Surveillance video shows one incident in December where a woman grabbed an expensive Louis Vuitton bag from the front counter and appeared to stuff it into a baby stroller, covered by a blanket.
"The amount of work that goes into running a small business, down to the research, tags and training to do this the right way and then someone just steals a day's worth of all your work, it's like — 'What’s the point?'" asked Young.
The thieves were often working in teams when they hit the store, Young said. One person would act as a look-out or distract the employees while others ripped off expensive items like handbags, which were presumably resold.
"They believe they can sell quickly on Offer Up and Facebook Marketplace and wherever else," Young theorized.
Consign Couture tried to prevent shoplifting by putting luxury bags in locked glass cases, displaying single shoes instead of a pairs and installing security cameras.
"I just don’t think it derails these very brazen thieves," said Young. "They're like, 'Great! There's a camera. What are you going to do about it?'"
Widespread shoplifting problem
In a series of reports over the past six months, KGW has documented the impact of shoplifting and organized retail crime throughout Portland. Retailers have been forced to hire private security guards, lock down items, change store layouts, reduce hours or simply close their doors.
The criminals, often driven by drug addiction, are stealing merchandise off store shelves and literally walking out the front door with little or no fear of being arrested or prosecuted, KGW's reporting found.
"Every store is kind of fending for themselves and handling it on their own," said Young.
The general manager at Washington Square did not respond to KGW’s emails.
The thefts at Consign Couture — inside the Washington Square mall — help illustrate that it's not just a Portland problem.
Earlier this week, Tigard police nabbed a woman allegedly linked to more than $40,000 in losses from Lululemon stores in Oregon and Washington.
The Clackamas County Sheriff’s Office has also made various arrests during retail theft missions over the past six months.
Nationwide, retailers reported a 26% increase in organized retail crime incidents in 2021, according to the National Retail Federation.

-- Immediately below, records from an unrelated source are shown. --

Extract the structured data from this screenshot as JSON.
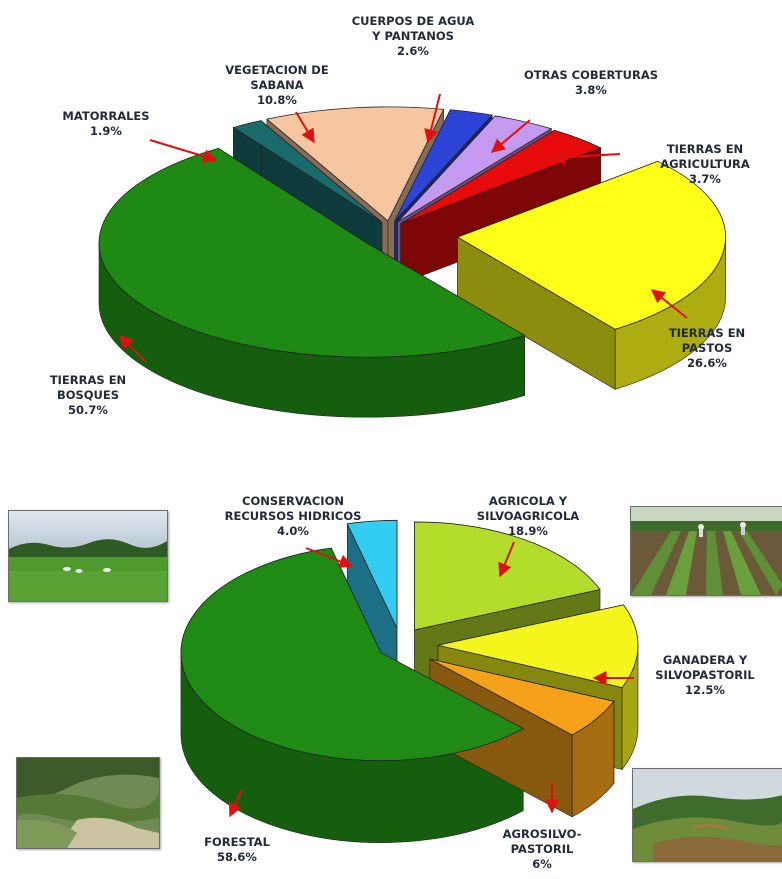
{
  "chart_data": [
    {
      "type": "pie",
      "title": "",
      "slices": [
        {
          "name": "CUERPOS DE AGUA Y PANTANOS",
          "value": 2.6,
          "label_lines": [
            "CUERPOS DE AGUA",
            "Y PANTANOS",
            "2.6%"
          ],
          "color": "#2d45d6"
        },
        {
          "name": "OTRAS COBERTURAS",
          "value": 3.8,
          "label_lines": [
            "OTRAS COBERTURAS",
            "3.8%"
          ],
          "color": "#c39af0"
        },
        {
          "name": "TIERRAS EN AGRICULTURA",
          "value": 3.7,
          "label_lines": [
            "TIERRAS EN",
            "AGRICULTURA",
            "3.7%"
          ],
          "color": "#e60a0a"
        },
        {
          "name": "TIERRAS EN PASTOS",
          "value": 26.6,
          "label_lines": [
            "TIERRAS EN",
            "PASTOS",
            "26.6%"
          ],
          "color": "#ffff1a"
        },
        {
          "name": "TIERRAS EN BOSQUES",
          "value": 50.7,
          "label_lines": [
            "TIERRAS EN",
            "BOSQUES",
            "50.7%"
          ],
          "color": "#1e8a14"
        },
        {
          "name": "MATORRALES",
          "value": 1.9,
          "label_lines": [
            "MATORRALES",
            "1.9%"
          ],
          "color": "#1a6b6b"
        },
        {
          "name": "VEGETACION DE SABANA",
          "value": 10.8,
          "label_lines": [
            "VEGETACION DE",
            "SABANA",
            "10.8%"
          ],
          "color": "#f5c6a0"
        }
      ]
    },
    {
      "type": "pie",
      "title": "",
      "slices": [
        {
          "name": "AGRICOLA Y SILVOAGRICOLA",
          "value": 18.9,
          "label_lines": [
            "AGRICOLA Y",
            "SILVOAGRICOLA",
            "18.9%"
          ],
          "color": "#b4dc2a"
        },
        {
          "name": "GANADERA Y SILVOPASTORIL",
          "value": 12.5,
          "label_lines": [
            "GANADERA Y",
            "SILVOPASTORIL",
            "12.5%"
          ],
          "color": "#f4f51a"
        },
        {
          "name": "AGROSILVO-PASTORIL",
          "value": 6,
          "label_lines": [
            "AGROSILVO-",
            "PASTORIL",
            "6%"
          ],
          "color": "#f6a11a"
        },
        {
          "name": "FORESTAL",
          "value": 58.6,
          "label_lines": [
            "FORESTAL",
            "58.6%"
          ],
          "color": "#1f8a14"
        },
        {
          "name": "CONSERVACION RECURSOS HIDRICOS",
          "value": 4.0,
          "label_lines": [
            "CONSERVACION",
            "RECURSOS HIDRICOS",
            "4.0%"
          ],
          "color": "#33ccf2"
        }
      ]
    }
  ],
  "photos": [
    {
      "name": "pasture-photo",
      "subject": "cattle grazing on a green pasture"
    },
    {
      "name": "crop-rows-photo",
      "subject": "rows of crops with farm workers"
    },
    {
      "name": "forest-valley-photo",
      "subject": "forested hillside and valley"
    },
    {
      "name": "mountain-slope-photo",
      "subject": "mountain slopes with patchwork vegetation"
    }
  ]
}
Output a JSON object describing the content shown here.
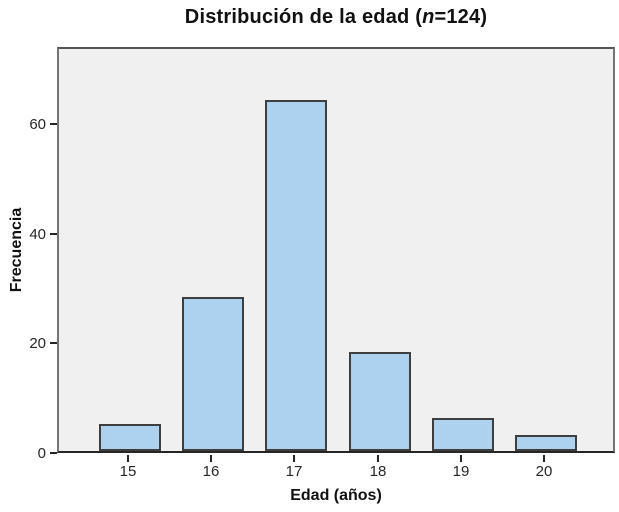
{
  "chart_data": {
    "type": "bar",
    "title": "Distribución de la edad (n=124)",
    "title_parts": {
      "prefix": "Distribución de la edad (",
      "italic": "n",
      "suffix": "=124)"
    },
    "xlabel": "Edad (años)",
    "ylabel": "Frecuencia",
    "categories": [
      "15",
      "16",
      "17",
      "18",
      "19",
      "20"
    ],
    "values": [
      5,
      28,
      64,
      18,
      6,
      3
    ],
    "yticks": [
      0,
      20,
      40,
      60
    ],
    "ylim": [
      0,
      74
    ],
    "grid": false,
    "legend": false,
    "colors": {
      "bar_fill": "#ADD2EF",
      "bar_border": "#3E3E3E",
      "plot_bg": "#F0F0F0",
      "frame": "#6E6E6E",
      "axis_line": "#262626",
      "tick_text": "#262626",
      "title_text": "#111111"
    }
  }
}
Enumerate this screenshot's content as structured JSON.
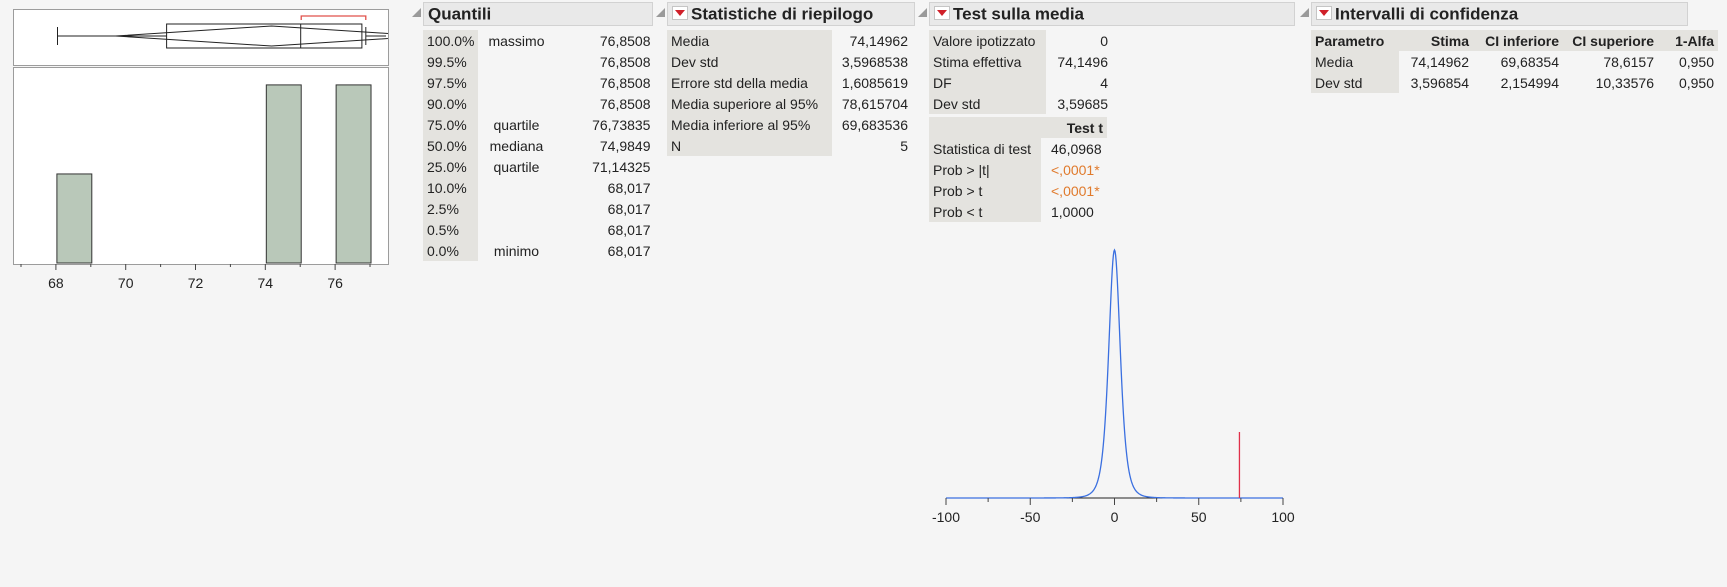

Tony Sheppard, director of loss prevention solutions at the software firm ThinkLP suggests the rise in organized retail crime cases may be the result of increased demand for products online. People are looking for deals without recognizing the merchandise they are buying was stolen. Criminals have taken advantage of the digital marketplace.
"Once someone is comfortable shopping online, they get this new in box of merchandise, at a very good price — they have no idea that they’re buying stolen goods," explained Sheppard. "They’re going to continue to have a tendency to buy products online."
Oregon lawmakers are considering a couple theft-related bills to help combat the issue. One bill would create the crime of retail theft in the second degree, while the other bill would formally create a statewide Task Force on Organized Retail Theft. Similar coordinated efforts between retailers and law enforcement have been set-up in other states, including the Washington Organized Retail Crime Theft Task Force.
Once Consign Couture shuts down at the mall, Young said she'll focus on her other location in Multnomah Village. It's less visible, and hopefully less attractive to thieves.
"Why would I want to do this anymore?" asked Young, standing in her Washington Square store. "There’s not a lot of joy in it when you've worked this hard for this long and there’s a major pervasive problem that I don't know how to handle."